What if I told you that 99% of investors (professional and individuals alike) were missing out on a large chunk of the analysis in measuring the value of an investment? How can that be given how quickly news and data flow around these days? What am I smoking?
Well, that is essentially what happens when viewing an investment as a series of discounted cash flows.
As I have mentioned in previous posts, the value of any security or investment is the Net Present Value (NPV) of all future cashflows from the instrument into peretuity, discounted at an appropriate discount rate. While the definition makes a lot of sense, the actual application is much more difficult. What growth rate do we use? What discount rate do we use? We can't use infinity in the number of cash flow periods for the calculation you know. How are we going to do it?
Well, typically, the discounted cash flow (DCF) analysis employed by Wall Street and others (who have the confidence to actually project these numbers--which I have obvious reservations about given that reality is not that simple) use a 10 year model. They tend to take the current EPS or cashflow and put a growth factor of say 10% per year over the next 9 years. For the 10th year they apply a multiple (or a price earnings ratio) of that 10th period cashflow to estimate the "terminal value". Here's an example:
Earnings in year 1 is $100 growing at 7% per annum with a terminal earnings multiple of 15 times earnings (pretty standardised assumptions).
Yr1 100.00
Yr2 107.00
Yr3 114.49
Yr4 122.50
Yr5 131.08
Yr6 140.26
Yr7 150.07
Yr8 160.58
Yr9 171.82
Terminal Value: 2757.69 (171.82*1.07 *15)

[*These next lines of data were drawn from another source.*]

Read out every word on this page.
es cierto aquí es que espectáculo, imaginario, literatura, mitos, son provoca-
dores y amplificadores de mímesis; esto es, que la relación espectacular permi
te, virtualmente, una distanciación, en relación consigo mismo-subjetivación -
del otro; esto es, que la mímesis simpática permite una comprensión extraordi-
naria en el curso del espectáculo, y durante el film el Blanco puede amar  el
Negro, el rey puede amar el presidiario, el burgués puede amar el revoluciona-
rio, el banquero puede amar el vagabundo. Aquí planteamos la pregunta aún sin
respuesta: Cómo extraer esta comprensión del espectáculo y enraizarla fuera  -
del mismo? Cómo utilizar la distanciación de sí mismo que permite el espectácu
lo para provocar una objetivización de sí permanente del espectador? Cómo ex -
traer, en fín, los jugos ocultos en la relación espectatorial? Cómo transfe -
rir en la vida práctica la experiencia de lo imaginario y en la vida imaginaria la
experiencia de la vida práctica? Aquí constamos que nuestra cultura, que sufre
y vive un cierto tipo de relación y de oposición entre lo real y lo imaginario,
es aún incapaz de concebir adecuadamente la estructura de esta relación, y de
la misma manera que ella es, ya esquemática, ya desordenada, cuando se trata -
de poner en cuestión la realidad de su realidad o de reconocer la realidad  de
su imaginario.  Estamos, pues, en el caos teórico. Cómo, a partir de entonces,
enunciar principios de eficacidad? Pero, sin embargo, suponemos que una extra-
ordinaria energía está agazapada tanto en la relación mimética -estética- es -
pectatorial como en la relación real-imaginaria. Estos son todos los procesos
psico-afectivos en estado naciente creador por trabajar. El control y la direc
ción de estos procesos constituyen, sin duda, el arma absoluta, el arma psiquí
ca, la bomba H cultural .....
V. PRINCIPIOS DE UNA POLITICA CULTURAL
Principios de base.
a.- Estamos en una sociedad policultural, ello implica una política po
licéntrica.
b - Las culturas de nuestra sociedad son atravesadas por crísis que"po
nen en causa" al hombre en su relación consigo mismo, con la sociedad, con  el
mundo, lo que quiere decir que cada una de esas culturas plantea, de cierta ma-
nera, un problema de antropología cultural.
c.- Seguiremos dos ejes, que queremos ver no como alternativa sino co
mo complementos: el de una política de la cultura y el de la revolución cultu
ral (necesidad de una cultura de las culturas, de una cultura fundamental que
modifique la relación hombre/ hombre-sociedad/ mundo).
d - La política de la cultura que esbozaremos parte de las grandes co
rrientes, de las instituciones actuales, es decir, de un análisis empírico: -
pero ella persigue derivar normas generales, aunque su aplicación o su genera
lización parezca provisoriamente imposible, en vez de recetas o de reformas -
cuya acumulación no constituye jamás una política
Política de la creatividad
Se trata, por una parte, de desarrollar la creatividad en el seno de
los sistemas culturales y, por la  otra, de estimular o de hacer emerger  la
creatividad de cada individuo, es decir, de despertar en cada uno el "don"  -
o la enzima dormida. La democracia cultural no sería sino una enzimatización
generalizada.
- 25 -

Terminal Value Discounted @10%: $1,063.21
Total Value: $3955.49
Total Value Discounted @ 10%: $2,170.24
Now notice how much the discounted value is accounted for by the terminal value....a whopping 49%! ($1,063 / $2,170)
In other words, almost 50% of the "value" of this security is based on what occurs AFTER a 10 year period. Again, 50% of the value is based on what occurs after a 10 year period.
So, why does Wall Street and CNBC and others get mesmerized by quarterly earnings, when the results only really account for a fraction of the actual value of a real business? Beats me, but it sure makes my job as a value investor that much easier. For me this speaks volumes about thinking about investing for the long-term.